New Zealand dairy farmers should continue to focus on the competitive advantage they gain from their ability to grow good grass, says an Irish farming leader.
Michael Murphy belongs to an equity partnership that owns a Canterbury dairy farm and also owns farms in Ireland and the United States.
He is a frequent visitor to New Zealand, where he has addressed farmers on wealth creation and the dairy industry's international future.
He is leading a group of about 30 Irish farmers on a three-week visit to New Zealand, the anniversary of the first visit here by the Republic of Ireland's Blackwater Discussion Group 40 years ago.
The group has been in Taranaki, visited Waikato, and is now in the South Island.
As an Irish dairy farmer, Murphy said he greatly admired New Zealand's low-cost dairy production. Its traditional strengths were its ability to grow and utilise good-quality grass and to undertake compact calving of its high-fertility cows at low cost.
Murphy said New Zealand produced 3.6 times the quantity of milksolids produced in Ireland, where the dairy industry had been stagnating since European Union production quotas were established in 1983.
Irish dairy production doubled between 1961 and 1972 and again between 1972 and 1983.
"We have plenty to learn from New Zealand's best farmers because we have stagnated."
Irish farmers wanted to develop their industry, so were studying and learning as much as they could from the dairy industry's 30-year expansion in New Zealand.
After the 2015 abolition of the EU quota, Irish dairy production was expected to increase by 50 per cent by 2020, Murphy said.
Visiting Kuriger Farms at Oaonui, Murphy described Louis Kuriger as a world expert in low-cost grass-based dairy farming. The Oaonui farm is a partnership between Louis Kuriger, his wife and their son Craig, who runs it.
Murphy said the emphasis in New Zealand had moved from profit per hectare to production per cow. "Getting a good return on your asset is the real purpose of being in business, and I'm suggesting some farmers are focusing on the wrong goal.
"Some have lost sight of their competitive edge, which is based on low-cost production. They are now farming in a way that costs, so there's a severe loss of their competitive advantage because of their high inputs."

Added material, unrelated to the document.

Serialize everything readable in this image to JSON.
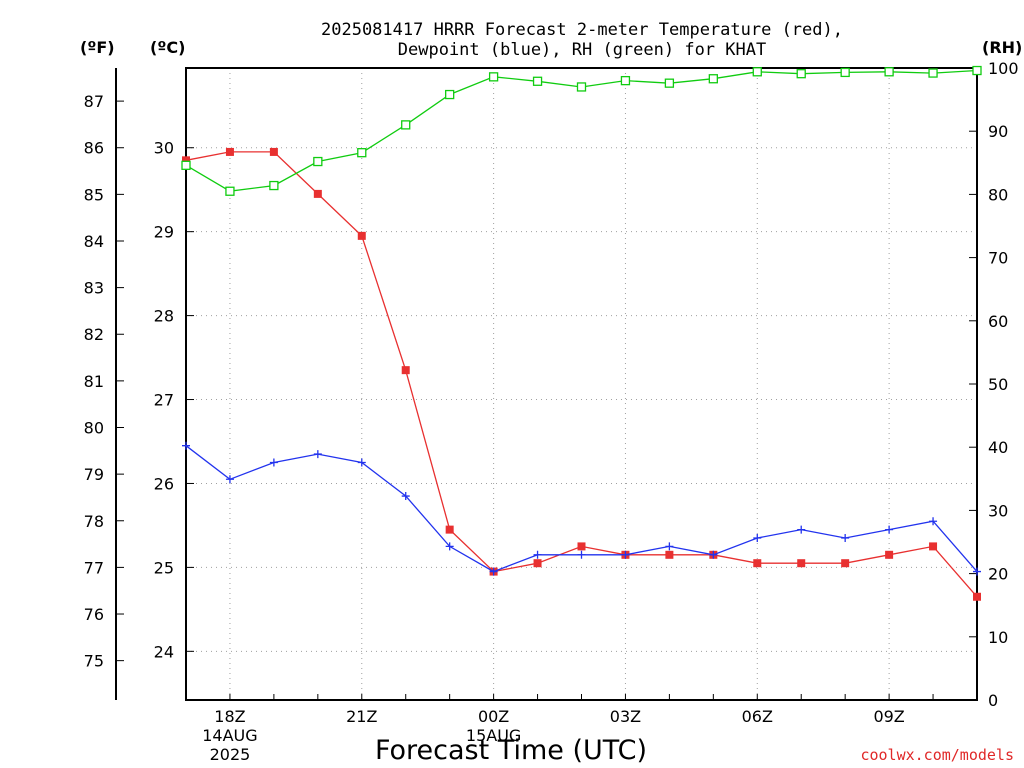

Some farmers had made bad investment decisions and bad farm systems decisions.
Murphy said he was dismayed to hear figures suggesting 28 per cent of New Zealand's dairy farmers were financially at risk, based on their borrowing levels and their ability to repay loans.
It seemed banks had lent money recklessly to farmers who had made poor investment decisions based on "crazy" capital gains and unlikely returns.
But farmers in Taranaki seemed to have been less reckless than those in other areas of New Zealand.
Strong links existed between the two countries. Both had climates ideal for grass-growing.
Murphy said Ireland would double its dairy production in the next 30 years, as New Zealand had done in the past 30 years.
A world leader in dairy exports, Ireland exports 80 per cent of its dairy production and is second in the world to New Zealand, which exports more than 90 per cent of its production.
"We are like New Zealand in that our success lives or dies on the success of our export market," Murphy said.